Focus on Cumberland County Animal Safety organization turned over the results of a four-year, $400,000 project from the heart and donated a new animal intake facility to Cumberland County Saturday.

The nonprofit group also hosted an open house celebration and ribbon cutting at the building which will temporarily house stray animals once they are brought to the county animal shelter. Animals will be evaluated, treated and those that are healthy will be transferred to the county’s adoption facility.

“It’s never been ours; we’re just kind of been entrusted with it and so today we’re giving back to the community and entrusting the county and the animal shelter staff to care for it from here going forward. It’s the community’s responsibility to look after the animals …,” Dr. Mark Hendrixson of FOCCAS said.

Hendrixson thanked all of the volunteers, donors and friends who helped the group along the way. He personally thanked other nonprofit agencies such as Wags and Whiskers, who lent them a hand and gave advice in the beginning with organizing.

The facility is built directly behind the Cumberland County animal shelter’s adoption facility.

Hendrixson said the vision of a new animal shelter started four years ago with a Facebook page organized by his wife, Jan Hendrixson.

“Within one week, there were 100 people interested,” he said.

The group began organizing and holding weekend fundraising events and eventually raised more than $400,000 for the project.

Cumberland County Mayor Allen Foster said, “Wow, is this not an exciting day? This is a great day for Cumberland County … I think what makes it special are all of you. All the people that have come together and put their time and efforts into making this happen. You always hear about how Tennessee is the Volunteer State, but I’m telling you volunteerism is alive and well in Cumberland County. You can tell by looking around right now.”

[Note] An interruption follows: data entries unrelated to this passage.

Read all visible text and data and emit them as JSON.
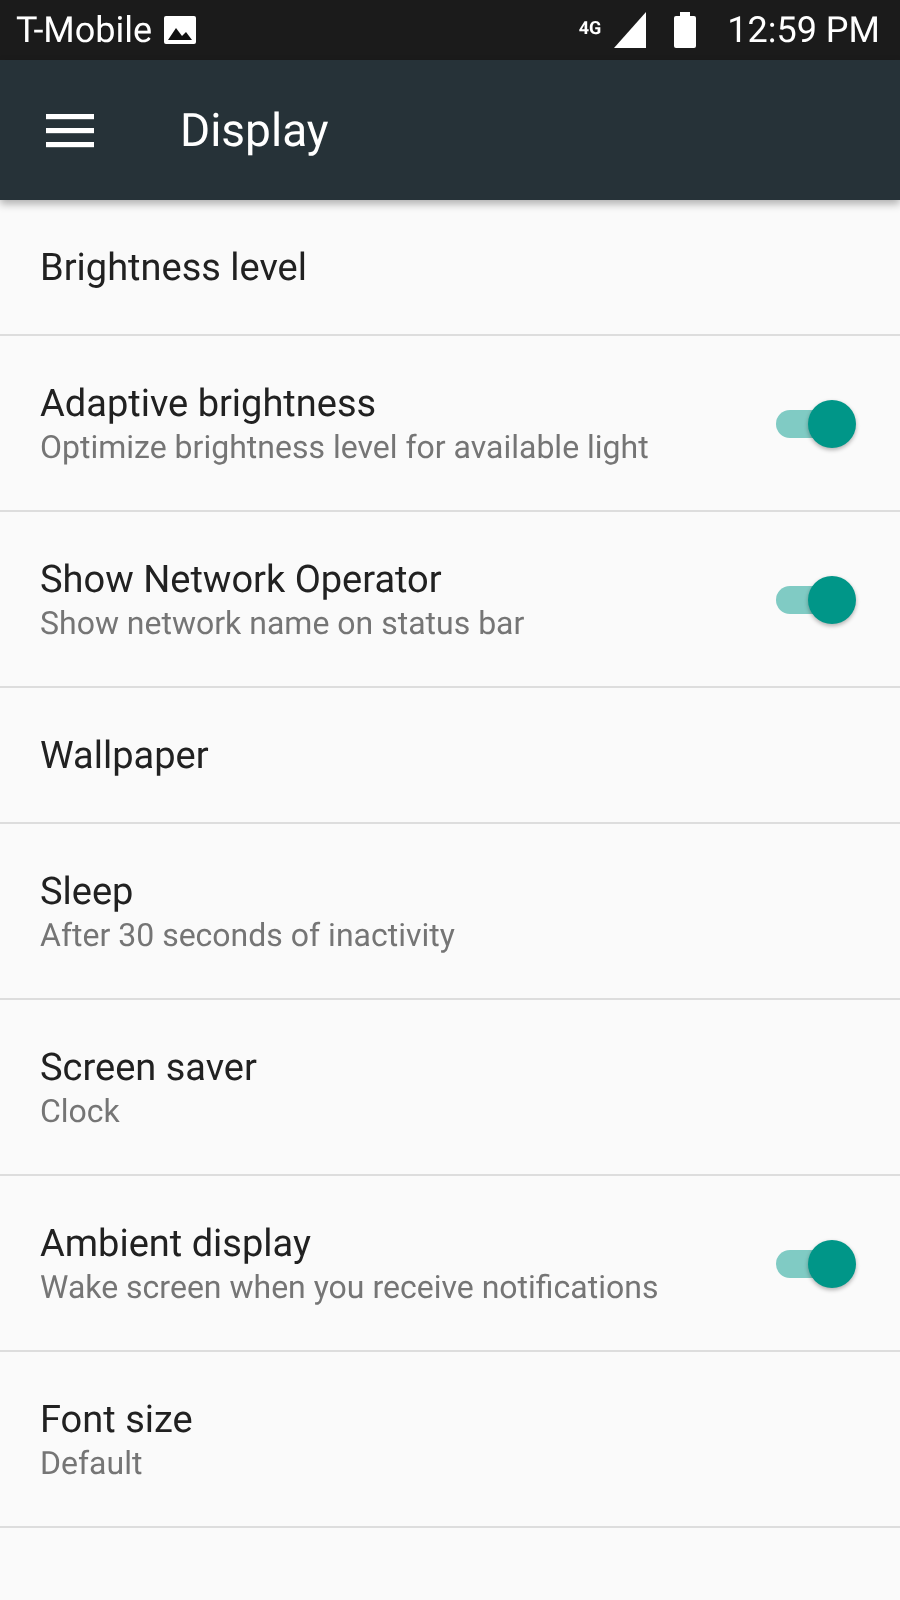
{
  "status_bar": {
    "carrier": "T-Mobile",
    "network": "4G",
    "time": "12:59 PM"
  },
  "app_bar": {
    "title": "Display"
  },
  "settings": [
    {
      "kind": "plain",
      "title": "Brightness level"
    },
    {
      "kind": "switch",
      "title": "Adaptive brightness",
      "subtitle": "Optimize brightness level for available light",
      "on": true
    },
    {
      "kind": "switch",
      "title": "Show Network Operator",
      "subtitle": "Show network name on status bar",
      "on": true
    },
    {
      "kind": "plain",
      "title": "Wallpaper"
    },
    {
      "kind": "plain",
      "title": "Sleep",
      "subtitle": "After 30 seconds of inactivity"
    },
    {
      "kind": "plain",
      "title": "Screen saver",
      "subtitle": "Clock"
    },
    {
      "kind": "switch",
      "title": "Ambient display",
      "subtitle": "Wake screen when you receive notifications",
      "on": true
    },
    {
      "kind": "plain",
      "title": "Font size",
      "subtitle": "Default"
    }
  ]
}
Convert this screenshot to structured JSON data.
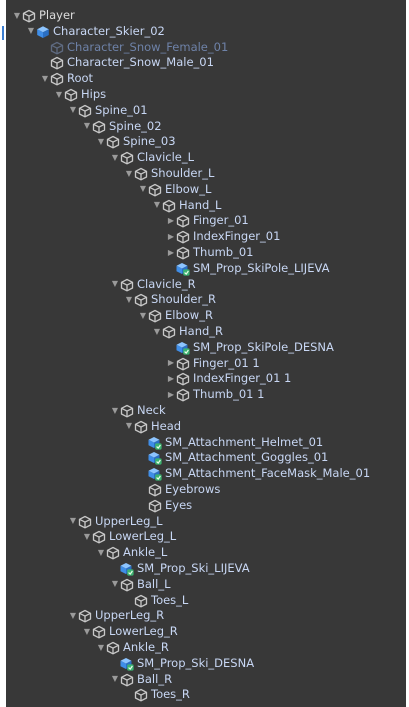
{
  "hierarchy": [
    {
      "label": "Player",
      "depth": 0,
      "arrow": "open",
      "icon": "gameobject",
      "style": "white"
    },
    {
      "label": "Character_Skier_02",
      "depth": 1,
      "arrow": "open",
      "icon": "prefab",
      "style": "normal"
    },
    {
      "label": "Character_Snow_Female_01",
      "depth": 2,
      "arrow": "none",
      "icon": "gameobject-dim",
      "style": "dim"
    },
    {
      "label": "Character_Snow_Male_01",
      "depth": 2,
      "arrow": "none",
      "icon": "gameobject",
      "style": "normal"
    },
    {
      "label": "Root",
      "depth": 2,
      "arrow": "open",
      "icon": "gameobject",
      "style": "normal"
    },
    {
      "label": "Hips",
      "depth": 3,
      "arrow": "open",
      "icon": "gameobject",
      "style": "normal"
    },
    {
      "label": "Spine_01",
      "depth": 4,
      "arrow": "open",
      "icon": "gameobject",
      "style": "normal"
    },
    {
      "label": "Spine_02",
      "depth": 5,
      "arrow": "open",
      "icon": "gameobject",
      "style": "normal"
    },
    {
      "label": "Spine_03",
      "depth": 6,
      "arrow": "open",
      "icon": "gameobject",
      "style": "normal"
    },
    {
      "label": "Clavicle_L",
      "depth": 7,
      "arrow": "open",
      "icon": "gameobject",
      "style": "normal"
    },
    {
      "label": "Shoulder_L",
      "depth": 8,
      "arrow": "open",
      "icon": "gameobject",
      "style": "normal"
    },
    {
      "label": "Elbow_L",
      "depth": 9,
      "arrow": "open",
      "icon": "gameobject",
      "style": "normal"
    },
    {
      "label": "Hand_L",
      "depth": 10,
      "arrow": "open",
      "icon": "gameobject",
      "style": "normal"
    },
    {
      "label": "Finger_01",
      "depth": 11,
      "arrow": "closed",
      "icon": "gameobject",
      "style": "normal"
    },
    {
      "label": "IndexFinger_01",
      "depth": 11,
      "arrow": "closed",
      "icon": "gameobject",
      "style": "normal"
    },
    {
      "label": "Thumb_01",
      "depth": 11,
      "arrow": "closed",
      "icon": "gameobject",
      "style": "normal"
    },
    {
      "label": "SM_Prop_SkiPole_LIJEVA",
      "depth": 11,
      "arrow": "none",
      "icon": "prefab-model",
      "style": "normal"
    },
    {
      "label": "Clavicle_R",
      "depth": 7,
      "arrow": "open",
      "icon": "gameobject",
      "style": "normal"
    },
    {
      "label": "Shoulder_R",
      "depth": 8,
      "arrow": "open",
      "icon": "gameobject",
      "style": "normal"
    },
    {
      "label": "Elbow_R",
      "depth": 9,
      "arrow": "open",
      "icon": "gameobject",
      "style": "normal"
    },
    {
      "label": "Hand_R",
      "depth": 10,
      "arrow": "open",
      "icon": "gameobject",
      "style": "normal"
    },
    {
      "label": "SM_Prop_SkiPole_DESNA",
      "depth": 11,
      "arrow": "none",
      "icon": "prefab-model",
      "style": "normal"
    },
    {
      "label": "Finger_01 1",
      "depth": 11,
      "arrow": "closed",
      "icon": "gameobject",
      "style": "normal"
    },
    {
      "label": "IndexFinger_01 1",
      "depth": 11,
      "arrow": "closed",
      "icon": "gameobject",
      "style": "normal"
    },
    {
      "label": "Thumb_01 1",
      "depth": 11,
      "arrow": "closed",
      "icon": "gameobject",
      "style": "normal"
    },
    {
      "label": "Neck",
      "depth": 7,
      "arrow": "open",
      "icon": "gameobject",
      "style": "normal"
    },
    {
      "label": "Head",
      "depth": 8,
      "arrow": "open",
      "icon": "gameobject",
      "style": "normal"
    },
    {
      "label": "SM_Attachment_Helmet_01",
      "depth": 9,
      "arrow": "none",
      "icon": "prefab-model",
      "style": "normal"
    },
    {
      "label": "SM_Attachment_Goggles_01",
      "depth": 9,
      "arrow": "none",
      "icon": "prefab-model",
      "style": "normal"
    },
    {
      "label": "SM_Attachment_FaceMask_Male_01",
      "depth": 9,
      "arrow": "none",
      "icon": "prefab-model",
      "style": "normal"
    },
    {
      "label": "Eyebrows",
      "depth": 9,
      "arrow": "none",
      "icon": "gameobject",
      "style": "normal"
    },
    {
      "label": "Eyes",
      "depth": 9,
      "arrow": "none",
      "icon": "gameobject",
      "style": "normal"
    },
    {
      "label": "UpperLeg_L",
      "depth": 4,
      "arrow": "open",
      "icon": "gameobject",
      "style": "normal"
    },
    {
      "label": "LowerLeg_L",
      "depth": 5,
      "arrow": "open",
      "icon": "gameobject",
      "style": "normal"
    },
    {
      "label": "Ankle_L",
      "depth": 6,
      "arrow": "open",
      "icon": "gameobject",
      "style": "normal"
    },
    {
      "label": "SM_Prop_Ski_LIJEVA",
      "depth": 7,
      "arrow": "none",
      "icon": "prefab-model",
      "style": "normal"
    },
    {
      "label": "Ball_L",
      "depth": 7,
      "arrow": "open",
      "icon": "gameobject",
      "style": "normal"
    },
    {
      "label": "Toes_L",
      "depth": 8,
      "arrow": "none",
      "icon": "gameobject",
      "style": "normal"
    },
    {
      "label": "UpperLeg_R",
      "depth": 4,
      "arrow": "open",
      "icon": "gameobject",
      "style": "normal"
    },
    {
      "label": "LowerLeg_R",
      "depth": 5,
      "arrow": "open",
      "icon": "gameobject",
      "style": "normal"
    },
    {
      "label": "Ankle_R",
      "depth": 6,
      "arrow": "open",
      "icon": "gameobject",
      "style": "normal"
    },
    {
      "label": "SM_Prop_Ski_DESNA",
      "depth": 7,
      "arrow": "none",
      "icon": "prefab-model",
      "style": "normal"
    },
    {
      "label": "Ball_R",
      "depth": 7,
      "arrow": "open",
      "icon": "gameobject",
      "style": "normal"
    },
    {
      "label": "Toes_R",
      "depth": 8,
      "arrow": "none",
      "icon": "gameobject",
      "style": "normal"
    }
  ],
  "colors": {
    "panel_bg": "#383838",
    "label_normal": "#c8d7f4",
    "label_dim": "#6e82a8",
    "label_white": "#dcdcdc",
    "prefab_blue": "#5aa0f0",
    "model_green": "#3cb371"
  }
}
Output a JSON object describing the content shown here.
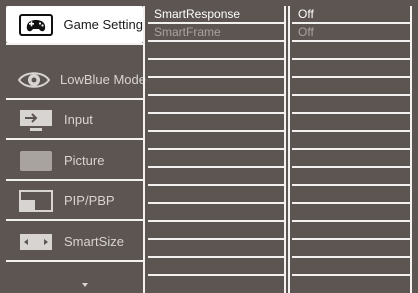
{
  "menu": {
    "items": [
      {
        "label": "Game Setting",
        "icon": "gamepad-icon",
        "active": true
      },
      {
        "label": "LowBlue Mode",
        "icon": "eye-icon",
        "active": false
      },
      {
        "label": "Input",
        "icon": "input-icon",
        "active": false
      },
      {
        "label": "Picture",
        "icon": "picture-icon",
        "active": false
      },
      {
        "label": "PIP/PBP",
        "icon": "pip-icon",
        "active": false
      },
      {
        "label": "SmartSize",
        "icon": "smartsize-icon",
        "active": false
      }
    ],
    "more_indicator": "chevron-down-icon"
  },
  "submenu": {
    "items": [
      {
        "label": "SmartResponse",
        "state": "selected"
      },
      {
        "label": "SmartFrame",
        "state": "disabled"
      },
      {
        "label": ""
      },
      {
        "label": ""
      },
      {
        "label": ""
      },
      {
        "label": ""
      },
      {
        "label": ""
      },
      {
        "label": ""
      },
      {
        "label": ""
      },
      {
        "label": ""
      },
      {
        "label": ""
      },
      {
        "label": ""
      },
      {
        "label": ""
      },
      {
        "label": ""
      },
      {
        "label": ""
      }
    ]
  },
  "values": {
    "items": [
      {
        "label": "Off",
        "state": "selected"
      },
      {
        "label": "Off",
        "state": "disabled"
      },
      {
        "label": ""
      },
      {
        "label": ""
      },
      {
        "label": ""
      },
      {
        "label": ""
      },
      {
        "label": ""
      },
      {
        "label": ""
      },
      {
        "label": ""
      },
      {
        "label": ""
      },
      {
        "label": ""
      },
      {
        "label": ""
      },
      {
        "label": ""
      },
      {
        "label": ""
      },
      {
        "label": ""
      }
    ]
  },
  "colors": {
    "background": "#5d5552",
    "lines": "#f3f1f0",
    "active_bg": "#ffffff",
    "text": "#d8d4d2",
    "dim_text": "#a9a3a0"
  }
}
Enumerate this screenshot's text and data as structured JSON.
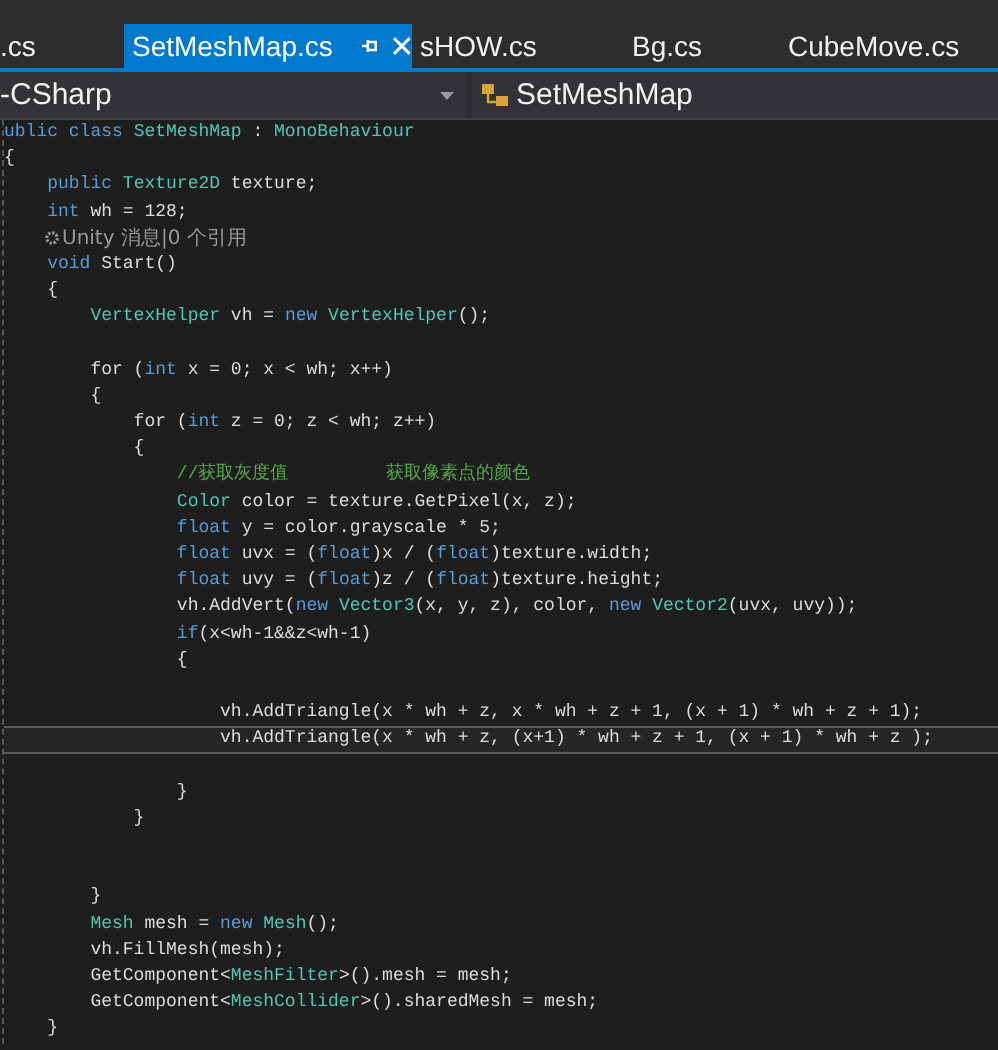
{
  "tabs": [
    {
      "label": ".cs",
      "selected": false
    },
    {
      "label": "SetMeshMap.cs",
      "selected": true
    },
    {
      "label": "sHOW.cs",
      "selected": false
    },
    {
      "label": "Bg.cs",
      "selected": false
    },
    {
      "label": "CubeMove.cs",
      "selected": false
    }
  ],
  "nav": {
    "project": "-CSharp",
    "class": "SetMeshMap"
  },
  "lines": [
    {
      "kind": "code",
      "current": false,
      "tokens": [
        {
          "kind": "keyword",
          "text": "ublic class "
        },
        {
          "kind": "type",
          "text": "SetMeshMap"
        },
        {
          "kind": "plain",
          "text": " : "
        },
        {
          "kind": "type",
          "text": "MonoBehaviour"
        }
      ]
    },
    {
      "kind": "code",
      "current": false,
      "tokens": [
        {
          "kind": "plain",
          "text": "{"
        }
      ]
    },
    {
      "kind": "code",
      "current": false,
      "tokens": [
        {
          "kind": "keyword",
          "text": "    public "
        },
        {
          "kind": "type",
          "text": "Texture2D"
        },
        {
          "kind": "plain",
          "text": " texture;"
        }
      ]
    },
    {
      "kind": "code",
      "current": false,
      "tokens": [
        {
          "kind": "keyword",
          "text": "    int"
        },
        {
          "kind": "plain",
          "text": " wh = 128;"
        }
      ]
    },
    {
      "kind": "codelens",
      "current": false,
      "text": "Unity 消息|0 个引用"
    },
    {
      "kind": "code",
      "current": false,
      "tokens": [
        {
          "kind": "keyword",
          "text": "    void"
        },
        {
          "kind": "plain",
          "text": " Start()"
        }
      ]
    },
    {
      "kind": "code",
      "current": false,
      "tokens": [
        {
          "kind": "plain",
          "text": "    {"
        }
      ]
    },
    {
      "kind": "code",
      "current": false,
      "tokens": [
        {
          "kind": "type",
          "text": "        VertexHelper"
        },
        {
          "kind": "plain",
          "text": " vh = "
        },
        {
          "kind": "keyword",
          "text": "new "
        },
        {
          "kind": "type",
          "text": "VertexHelper"
        },
        {
          "kind": "plain",
          "text": "();"
        }
      ]
    },
    {
      "kind": "code",
      "current": false
    },
    {
      "kind": "code",
      "current": false,
      "tokens": [
        {
          "kind": "plain",
          "text": "        for ("
        },
        {
          "kind": "keyword",
          "text": "int"
        },
        {
          "kind": "plain",
          "text": " x = 0; x < wh; x++)"
        }
      ]
    },
    {
      "kind": "code",
      "current": false,
      "tokens": [
        {
          "kind": "plain",
          "text": "        {"
        }
      ]
    },
    {
      "kind": "code",
      "current": false,
      "tokens": [
        {
          "kind": "plain",
          "text": "            for ("
        },
        {
          "kind": "keyword",
          "text": "int"
        },
        {
          "kind": "plain",
          "text": " z = 0; z < wh; z++)"
        }
      ]
    },
    {
      "kind": "code",
      "current": false,
      "tokens": [
        {
          "kind": "plain",
          "text": "            {"
        }
      ]
    },
    {
      "kind": "code",
      "current": false,
      "tokens": [
        {
          "kind": "comment",
          "text": "                //获取灰度值         获取像素点的颜色"
        }
      ]
    },
    {
      "kind": "code",
      "current": false,
      "tokens": [
        {
          "kind": "type",
          "text": "                Color"
        },
        {
          "kind": "plain",
          "text": " color = texture.GetPixel(x, z);"
        }
      ]
    },
    {
      "kind": "code",
      "current": false,
      "tokens": [
        {
          "kind": "keyword",
          "text": "                float"
        },
        {
          "kind": "plain",
          "text": " y = color.grayscale * 5;"
        }
      ]
    },
    {
      "kind": "code",
      "current": false,
      "tokens": [
        {
          "kind": "keyword",
          "text": "                float"
        },
        {
          "kind": "plain",
          "text": " uvx = ("
        },
        {
          "kind": "keyword",
          "text": "float"
        },
        {
          "kind": "plain",
          "text": ")x / ("
        },
        {
          "kind": "keyword",
          "text": "float"
        },
        {
          "kind": "plain",
          "text": ")texture.width;"
        }
      ]
    },
    {
      "kind": "code",
      "current": false,
      "tokens": [
        {
          "kind": "keyword",
          "text": "                float"
        },
        {
          "kind": "plain",
          "text": " uvy = ("
        },
        {
          "kind": "keyword",
          "text": "float"
        },
        {
          "kind": "plain",
          "text": ")z / ("
        },
        {
          "kind": "keyword",
          "text": "float"
        },
        {
          "kind": "plain",
          "text": ")texture.height;"
        }
      ]
    },
    {
      "kind": "code",
      "current": false,
      "tokens": [
        {
          "kind": "plain",
          "text": "                vh.AddVert("
        },
        {
          "kind": "keyword",
          "text": "new "
        },
        {
          "kind": "type",
          "text": "Vector3"
        },
        {
          "kind": "plain",
          "text": "(x, y, z), color, "
        },
        {
          "kind": "keyword",
          "text": "new "
        },
        {
          "kind": "type",
          "text": "Vector2"
        },
        {
          "kind": "plain",
          "text": "(uvx, uvy));"
        }
      ]
    },
    {
      "kind": "code",
      "current": false,
      "tokens": [
        {
          "kind": "keyword",
          "text": "                if"
        },
        {
          "kind": "plain",
          "text": "(x<wh-1&&z<wh-1)"
        }
      ]
    },
    {
      "kind": "code",
      "current": false,
      "tokens": [
        {
          "kind": "plain",
          "text": "                {"
        }
      ]
    },
    {
      "kind": "code",
      "current": false
    },
    {
      "kind": "code",
      "current": false,
      "tokens": [
        {
          "kind": "plain",
          "text": "                    vh.AddTriangle(x * wh + z, x * wh + z + 1, (x + 1) * wh + z + 1);"
        }
      ]
    },
    {
      "kind": "code",
      "current": true,
      "tokens": [
        {
          "kind": "plain",
          "text": "                    vh.AddTriangle(x * wh + z, (x+1) * wh + z + 1, (x + 1) * wh + z );"
        }
      ]
    },
    {
      "kind": "code",
      "current": false
    },
    {
      "kind": "code",
      "current": false,
      "tokens": [
        {
          "kind": "plain",
          "text": "                }"
        }
      ]
    },
    {
      "kind": "code",
      "current": false,
      "tokens": [
        {
          "kind": "plain",
          "text": "            }"
        }
      ]
    },
    {
      "kind": "code",
      "current": false
    },
    {
      "kind": "code",
      "current": false
    },
    {
      "kind": "code",
      "current": false,
      "tokens": [
        {
          "kind": "plain",
          "text": "        }"
        }
      ]
    },
    {
      "kind": "code",
      "current": false,
      "tokens": [
        {
          "kind": "type",
          "text": "        Mesh"
        },
        {
          "kind": "plain",
          "text": " mesh = "
        },
        {
          "kind": "keyword",
          "text": "new "
        },
        {
          "kind": "type",
          "text": "Mesh"
        },
        {
          "kind": "plain",
          "text": "();"
        }
      ]
    },
    {
      "kind": "code",
      "current": false,
      "tokens": [
        {
          "kind": "plain",
          "text": "        vh.FillMesh(mesh);"
        }
      ]
    },
    {
      "kind": "code",
      "current": false,
      "tokens": [
        {
          "kind": "plain",
          "text": "        GetComponent<"
        },
        {
          "kind": "type",
          "text": "MeshFilter"
        },
        {
          "kind": "plain",
          "text": ">().mesh = mesh;"
        }
      ]
    },
    {
      "kind": "code",
      "current": false,
      "tokens": [
        {
          "kind": "plain",
          "text": "        GetComponent<"
        },
        {
          "kind": "type",
          "text": "MeshCollider"
        },
        {
          "kind": "plain",
          "text": ">().sharedMesh = mesh;"
        }
      ]
    },
    {
      "kind": "code",
      "current": false,
      "tokens": [
        {
          "kind": "plain",
          "text": "    }"
        }
      ]
    }
  ]
}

Foster reflected back to a building and grounds committee meeting when he was a county commissioner.

“I was thinking how close we came to not being here today. I mean it was within seconds of us not being here today. And what a tragic loss that would be for the animals of our community. But working here, together, (we all) did it. So, thank you all. It’s a proud day, but I also think it’s a day of reflection. I think we should just look at all we can accomplish when everybody works together instead of pulling in opposite directions. It’s truly amazing what we can do as a team.”

Foster said he is excited about the future of animal welfare in Cumberland County. He thanked all of the volunteers, FOCCAS, the Hendrixsons and presented them with a plaque honoring them and FOCCAS for all of their volunteering and efforts for animal welfare in Cumberland County.

Rob Harrison, Crossville city councilman, said, “This is really a great facility, and I’m glad we had so many people supporting it and have come so far in caring for animals.”

The city of Crossville and Cumberland County partner in sharing the annual costs of operating the animal shelter.

“We have waited so long for this day, and I am so excited about it,” Jan Hendrixson said.

“It’s like sending your child off to college,” Dr. Hendrixson added.

Although the facility was turned over to the county, it will not be occupied right away.

Andrea Henshaw, Cumberland County Animal Shelter director, said the facility needs a few finishing touches with plumbing and water.

“Then we will have to wait for the certificate of occupancy to come through,” she said.

Henshaw estimated they can start moving animals into the facility sometime in August.

During his thank you speech, Hendrixson said FOCCAS is just getting started.

“FOCCAS’ work is not done. Stay tuned, because there is more to come,” Hendrixson said.

Many volunteers, citizens and public officials attended the event and celebrated.